Acculés par l’État, les 92 maires de la métropole Aix-Marseille-Provence doivent désormais se répartir de lourdes coupes budgétaires pour combler un déficit de 144 millions d’euros. Le président de l’institution a reconnu mercredi que cette cure d’austérité dans les Bouches-du-Rhône ne ferait que des perdants.
C’est l’histoire d’un immense navire administratif sommé de jeter d’urgence des millions par-dessus bord pour éviter le naufrage. L’équation financière de la métropole Aix-Marseille-Provence ressemble aujourd’hui à un véritable casse-tête pour les élus locaux.
Fin avril, face à une baisse drastique des financements venus de Paris, les maires de la plus vaste métropole de France avaient purement et simplement renoncé à voter leur budget 2026.
L’obligation légale d’élaborer un compte à l’équilibre constituait alors un obstacle insurmontable à leurs yeux.
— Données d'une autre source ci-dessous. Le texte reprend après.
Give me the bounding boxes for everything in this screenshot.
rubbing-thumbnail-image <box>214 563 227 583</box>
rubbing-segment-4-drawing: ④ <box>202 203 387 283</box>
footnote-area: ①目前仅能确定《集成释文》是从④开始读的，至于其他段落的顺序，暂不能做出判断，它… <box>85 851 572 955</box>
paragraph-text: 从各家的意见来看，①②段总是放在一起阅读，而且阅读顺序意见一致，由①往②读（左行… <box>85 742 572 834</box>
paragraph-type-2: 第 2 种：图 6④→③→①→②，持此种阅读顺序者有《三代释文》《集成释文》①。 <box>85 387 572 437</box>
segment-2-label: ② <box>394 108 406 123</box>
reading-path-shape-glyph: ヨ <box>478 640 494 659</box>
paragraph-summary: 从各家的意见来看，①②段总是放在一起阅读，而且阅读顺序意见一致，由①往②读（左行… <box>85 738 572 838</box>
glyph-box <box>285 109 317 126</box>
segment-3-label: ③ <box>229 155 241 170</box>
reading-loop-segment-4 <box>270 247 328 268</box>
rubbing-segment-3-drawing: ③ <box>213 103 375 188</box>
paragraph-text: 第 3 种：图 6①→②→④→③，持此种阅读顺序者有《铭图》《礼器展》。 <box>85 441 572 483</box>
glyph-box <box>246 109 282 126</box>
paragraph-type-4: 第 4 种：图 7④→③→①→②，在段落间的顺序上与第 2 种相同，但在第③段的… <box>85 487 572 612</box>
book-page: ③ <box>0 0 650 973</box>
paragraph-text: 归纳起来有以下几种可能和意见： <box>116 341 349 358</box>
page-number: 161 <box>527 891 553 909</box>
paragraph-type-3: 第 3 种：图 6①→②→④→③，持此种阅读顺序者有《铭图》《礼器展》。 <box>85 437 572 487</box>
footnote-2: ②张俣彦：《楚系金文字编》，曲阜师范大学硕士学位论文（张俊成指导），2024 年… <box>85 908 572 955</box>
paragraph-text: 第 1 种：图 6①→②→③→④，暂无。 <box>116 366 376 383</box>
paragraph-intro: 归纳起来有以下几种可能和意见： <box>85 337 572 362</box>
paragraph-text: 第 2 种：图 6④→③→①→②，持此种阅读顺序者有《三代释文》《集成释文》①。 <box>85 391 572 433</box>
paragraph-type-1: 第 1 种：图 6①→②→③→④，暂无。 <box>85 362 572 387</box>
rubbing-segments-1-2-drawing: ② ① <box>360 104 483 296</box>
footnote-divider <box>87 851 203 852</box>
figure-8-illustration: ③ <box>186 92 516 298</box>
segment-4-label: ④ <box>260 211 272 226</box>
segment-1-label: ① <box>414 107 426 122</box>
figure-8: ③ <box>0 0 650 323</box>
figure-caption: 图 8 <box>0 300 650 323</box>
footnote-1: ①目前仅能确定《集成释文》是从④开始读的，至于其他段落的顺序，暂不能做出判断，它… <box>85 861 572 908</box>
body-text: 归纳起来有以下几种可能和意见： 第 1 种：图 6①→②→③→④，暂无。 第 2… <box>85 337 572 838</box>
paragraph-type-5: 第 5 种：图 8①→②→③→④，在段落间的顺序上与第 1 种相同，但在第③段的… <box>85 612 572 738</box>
La chambre régionale des comptes à la manœuvre
Face à ce blocage institutionnel, le préfet des Bouches-du-Rhône a repris la main. Le représentant de l’État a chargé la chambre régionale des comptes de préparer le document financier.
La mission confiée à cette juridiction était claire. Il fallait trouver les quelque 144 millions d’euros manquants pour boucler la boucle.
À la mi-juin, le préfet a finalement arrêté ce budget. Il a validé partiellement les recommandations des magistrats, actant ainsi de lourdes baisses de dépenses.
Toutefois, la responsabilité épineuse de répartir ces coupes a été renvoyée directement aux maires. Ces derniers doivent désormais trancher dans le vif.
Des leviers fiscaux sous haute tension
Pour réaliser ces économies, la préfecture préconisait de rogner 53 millions d’euros sur les attributions de compensation.
Ce mécanisme fiscal s’avère crucial au quotidien. Il permet en effet à la métropole de reverser directement des financements aux communes membres.
De son côté, la chambre régionale des comptes avait identifié un tout autre levier d’action. Les experts pointaient la dotation de solidarité communautaire comme variable d’ajustement.
Le président de l’institution, Nicolas Isnard, a détaillé mercredi en session du conseil métropolitain les tractations en cours.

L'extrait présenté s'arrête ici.